TheCorporateCounsel.net

May 9, 2019

Activism: Sometimes It Feels Like Somebody’s Watching Me. . .

Check out this truly wild “Institutional Investor” article about hedge funds’ use of private investigators to dig up dirt on executives of potential targets. Some of the tactics these investigators use definitely push the envelope – but “hokey smoke, Bullwinkle” what they sometimes find!

The article tells one story involving the president of a large U.S. asset manager who was discovered by investigator Peter Barakett to have been arrested twice for art theft. The guy even had one of the stolen paintings hanging in his office. He avoided prison only because the statute had run, but is still managing $2 billion of other people’s money. This excerpt reveals a few other eye-opening discoveries:

Another case involved a Bear Stearns executive whose murder conviction had previously gone undetected because, Barakett suspects, a casual background check either did not look at records in every state he had lived in or checked the wrong name or date of birth. “Our client [an asset manager who was considering hiring the man for an IR position] could not believe it, and we showed him the proof,” he recalls.

Work for activist hedge funds is a particularly revealing task, according to Barakett. “I’m never surprised by what we find,” he says, mentioning a public company executive who had a “wife and kids in one city, and another wife and kids in another city in another — nonadjacent — state.”

The article also makes it pretty clear that hedge funds won’t hesitate to use the information they find as leverage. I guess the takeaway is that when people say certain activist hedge funds take no prisoners, they aren’t kidding around. So, if you’re a public company CEO with any skeletons in your closet, you’ve now got something else to worry about when one of these hedge funds comes knocking. And I’m sure they wouldn’t have it any other way.

ESG: New York Comptroller Releases Decarbonization Panel Report

Okay, I served dessert as the first course this morning – now you’ve got to eat your vegetables. And by that I mean it’s time for a couple of very earnest ESG blogs that may make your eyes glaze over.  That’s ESG’s problem in a nutshell isn’t it?  Some people think that the future of humanity may hinge on what nations & companies do about some of this stuff, but so help me, the nuts & bolts of it are often more boring than C-SPAN.

Anyway, it’s my duty to report that New York’s Comptroller recently released a 38-page report containing the recommendations of the “Decarbonization Advisory Panel” that the Governor convened last year.  The panel was composed of experts from a variety of fields and was tasked with offering strategies for NYS’s Common Retirement Fund to use to identify, assess & manage the investment risks and opportunities of climate change.  The Comptroller issued a press release summarizes the panel’s recommendations, and this excerpt lays out some of the specifics:

– The Fund should establish a new climate solutions investment program and increase its funding of investments with a proactive approach to climate risk and opportunity.

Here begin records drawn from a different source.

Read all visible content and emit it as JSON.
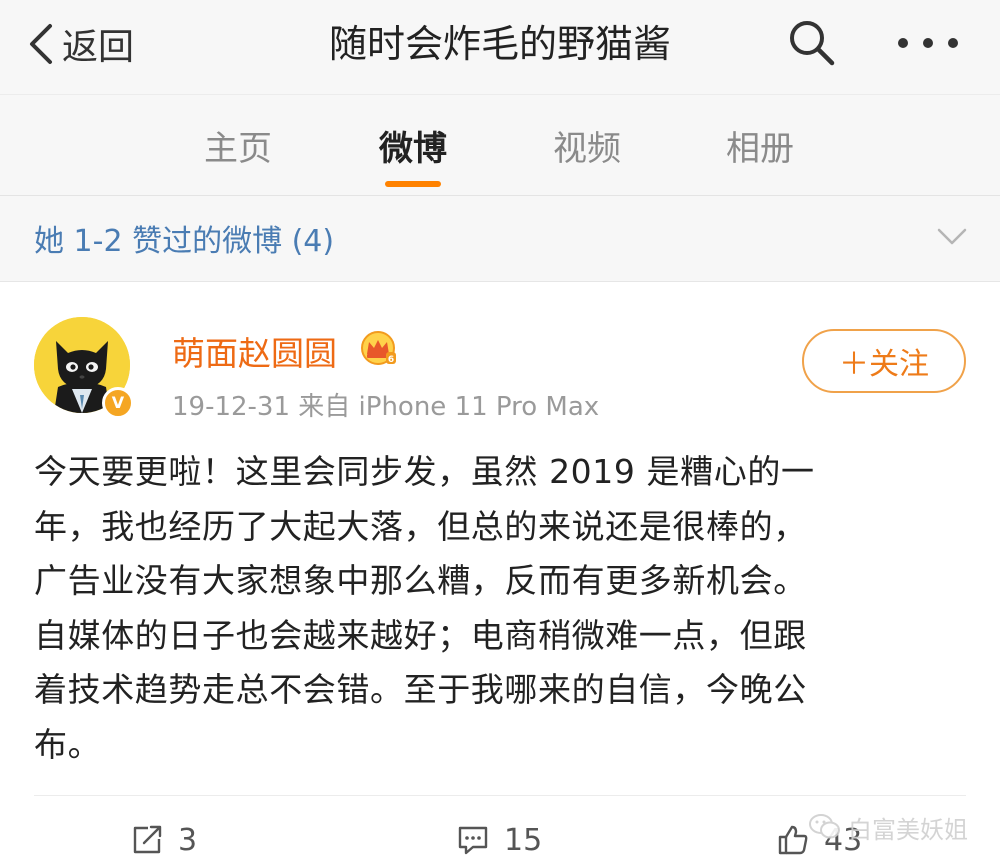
{
  "nav": {
    "back_label": "返回",
    "title": "随时会炸毛的野猫酱"
  },
  "tabs": [
    {
      "label": "主页",
      "active": false
    },
    {
      "label": "微博",
      "active": true
    },
    {
      "label": "视频",
      "active": false
    },
    {
      "label": "相册",
      "active": false
    }
  ],
  "liked_banner": {
    "text": "她 1-2 赞过的微博 (4)"
  },
  "post": {
    "author": "萌面赵圆圆",
    "meta": "19-12-31  来自 iPhone 11 Pro Max",
    "follow_label": "＋关注",
    "content_lines": [
      "今天要更啦！这里会同步发，虽然 2019 是糟心的一",
      "年，我也经历了大起大落，但总的来说还是很棒的，",
      "广告业没有大家想象中那么糟，反而有更多新机会。",
      "自媒体的日子也会越来越好；电商稍微难一点，但跟",
      "着技术趋势走总不会错。至于我哪来的自信，今晚公",
      "布。"
    ],
    "actions": {
      "repost_count": "3",
      "comment_count": "15",
      "like_count": "43"
    }
  },
  "watermark": "白富美妖姐",
  "colors": {
    "accent": "#ff8200",
    "username": "#ee6a14",
    "link_blue": "#4a7cb3",
    "follow_border": "#f0a24a"
  },
  "icons": {
    "back": "chevron-left-icon",
    "search": "search-icon",
    "more": "more-dots-icon",
    "chevron": "chevron-down-icon",
    "vip": "crown-icon",
    "verified": "verified-v-icon",
    "repost": "repost-icon",
    "comment": "comment-icon",
    "like": "thumbs-up-icon",
    "watermark": "wechat-icon"
  }
}
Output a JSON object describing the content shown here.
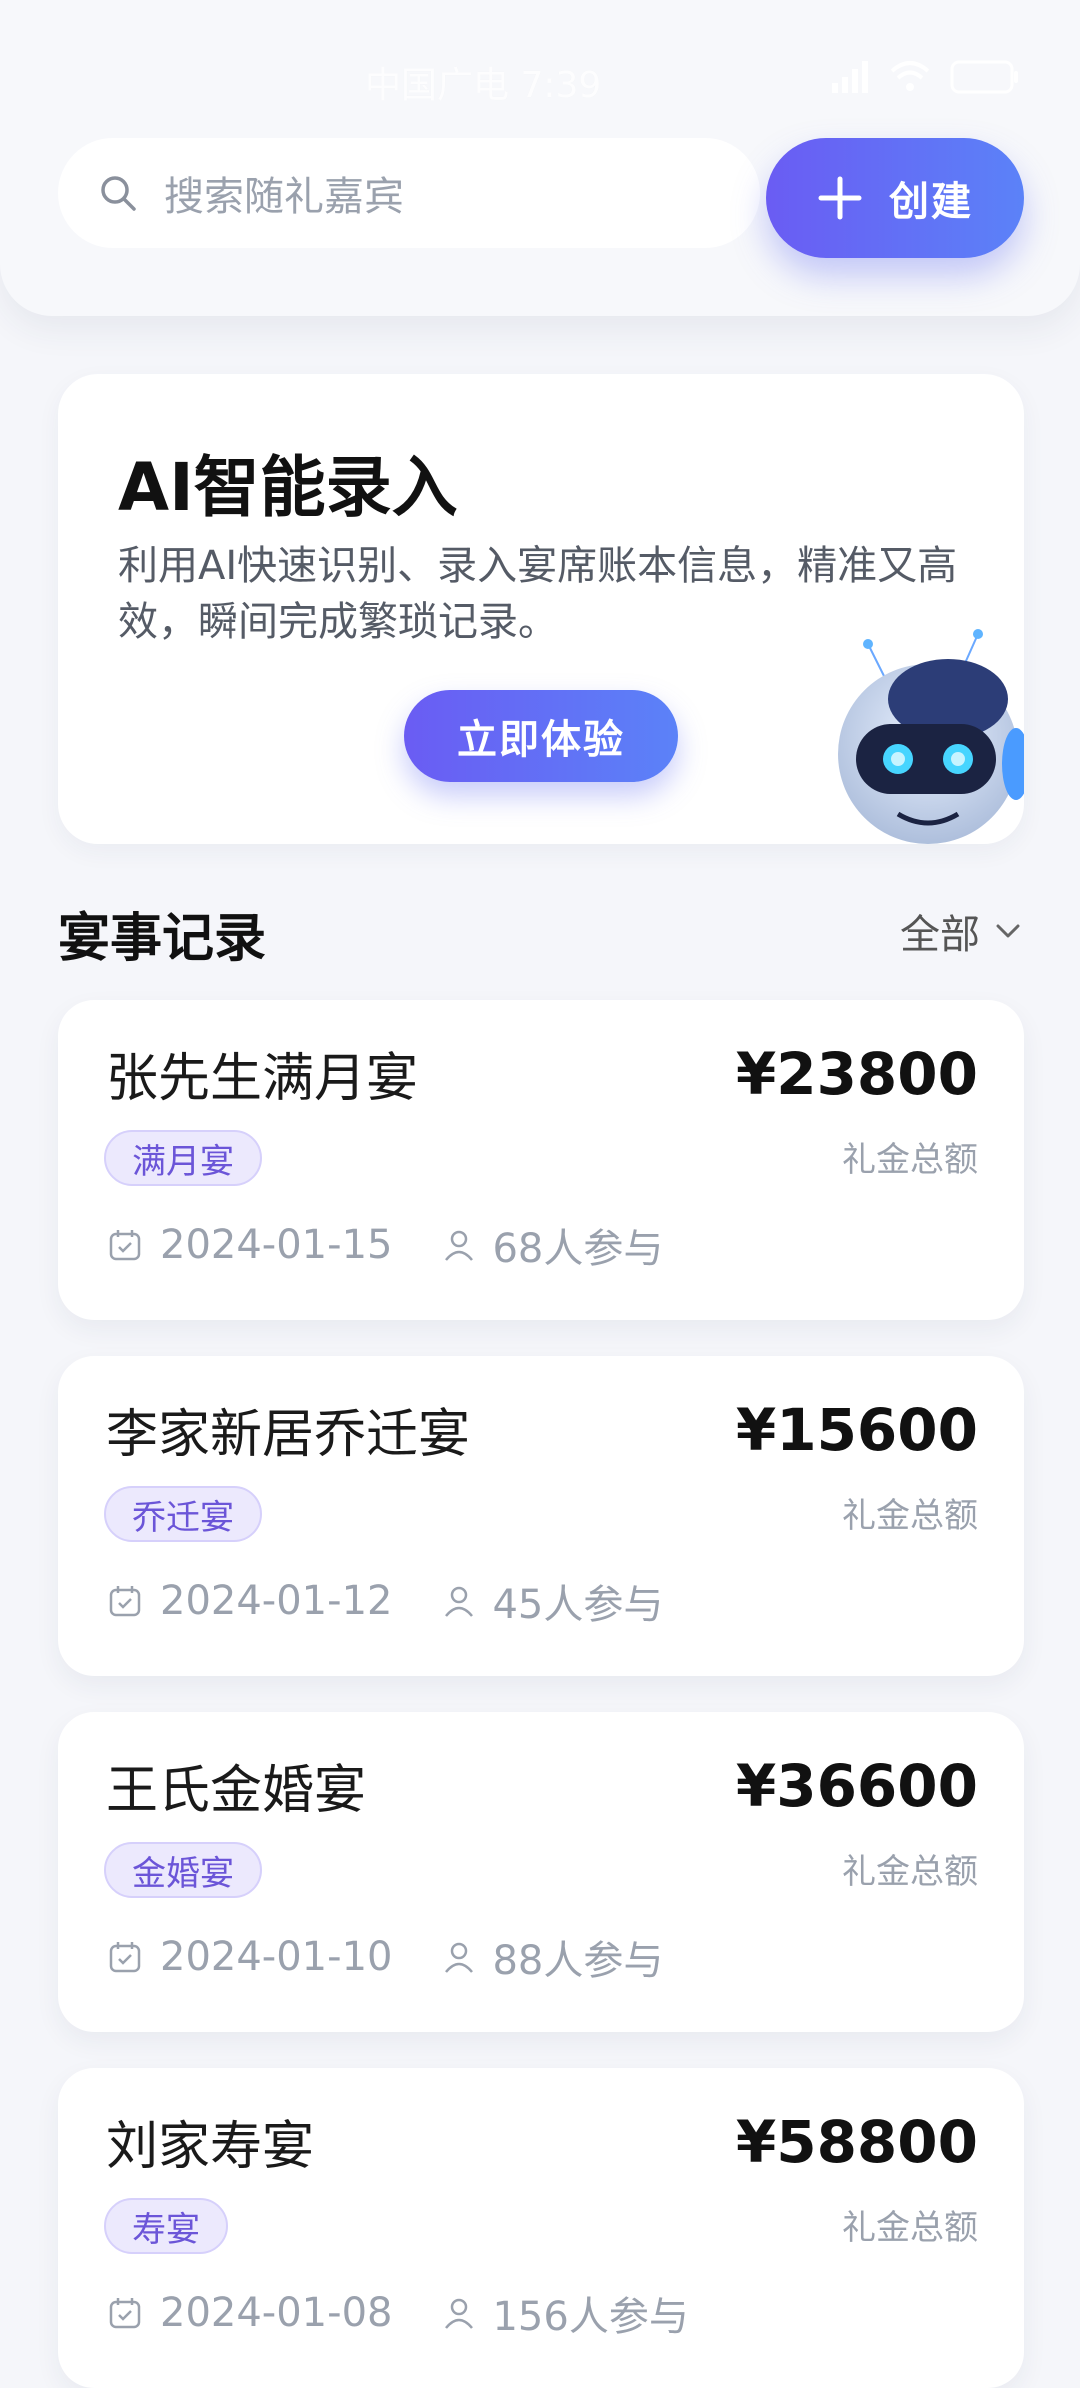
{
  "status_bar": {
    "carrier": "中国广电 7:39"
  },
  "search": {
    "placeholder": "搜索随礼嘉宾"
  },
  "create_button": {
    "label": "创建"
  },
  "ai_card": {
    "title": "AI智能录入",
    "description": "利用AI快速识别、录入宴席账本信息，精准又高效，瞬间完成繁琐记录。",
    "button_label": "立即体验"
  },
  "records": {
    "section_title": "宴事记录",
    "filter_label": "全部",
    "amount_label": "礼金总额",
    "items": [
      {
        "name": "张先生满月宴",
        "tag": "满月宴",
        "amount": "¥23800",
        "date": "2024-01-15",
        "participants": "68人参与"
      },
      {
        "name": "李家新居乔迁宴",
        "tag": "乔迁宴",
        "amount": "¥15600",
        "date": "2024-01-12",
        "participants": "45人参与"
      },
      {
        "name": "王氏金婚宴",
        "tag": "金婚宴",
        "amount": "¥36600",
        "date": "2024-01-10",
        "participants": "88人参与"
      },
      {
        "name": "刘家寿宴",
        "tag": "寿宴",
        "amount": "¥58800",
        "date": "2024-01-08",
        "participants": "156人参与"
      }
    ]
  },
  "colors": {
    "accent_start": "#6a5cf3",
    "accent_end": "#5b82f8",
    "tag_text": "#6b55d8"
  }
}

– The Fund should establish minimum standards to measure the readiness of its investments for climate change impacts and the transition to a low-carbon economy. These standards may vary by asset class, sector of the economy or geography, but could be used to construct indices, evaluate managers, direct engagement and define exclusion from the Fund’s portfolio.

The press release also said that the panel did not recommend divestment of specific stocks, but said that setting minimum standards could guide subsequent divestment decisions and provide guidance to help the Fund avoid investment managers with non-sustainable operations and strategies.  The panel recognized that its recommendations would take time to implement, but encouraged the Fund to start working on a plan “with urgency.”

ESG: Not Just for Institutional Investors

ESG issues are usually considered to be priorities for certain institutional investors, but this Corporate Secretary article reviews a recent Allianz survey that says some of those issues move the needle with retail investors too.  Here’s an excerpt:

Respondents were asked to rate the importance of a range of factors when deciding whether to invest in a company. The two highest-rated issues both fall under the ‘social’ section of the ESG umbrella, with 84% of respondents pointing to ‘the impact of [the company’s] product/service on people’s health or well-being’ and 84% pointing to ‘workplace safety/working conditions of employees.’

The next two highest-rated factors are both governance-related. ‘Transparency in business practices and finances’ is cited by 81% of respondents, while ‘wages provided to their employees’ is important to 80% of those taking part. The top two highest-rated environmental issues are ‘natural resource conservation (such as water conservation, species conservation)’ at 76% and ‘[the company’s] carbon footprint/impact on climate change’ (69%).

The article acknowledges that companies face challenges in communicating information about ESG issues to investors. There are no uniform disclosure standards, an assortment of intangible factors to assess & often an avalanche of data to sort through.  It didn’t say anything about the need to tackle the “more boring than C-SPAN” issue though.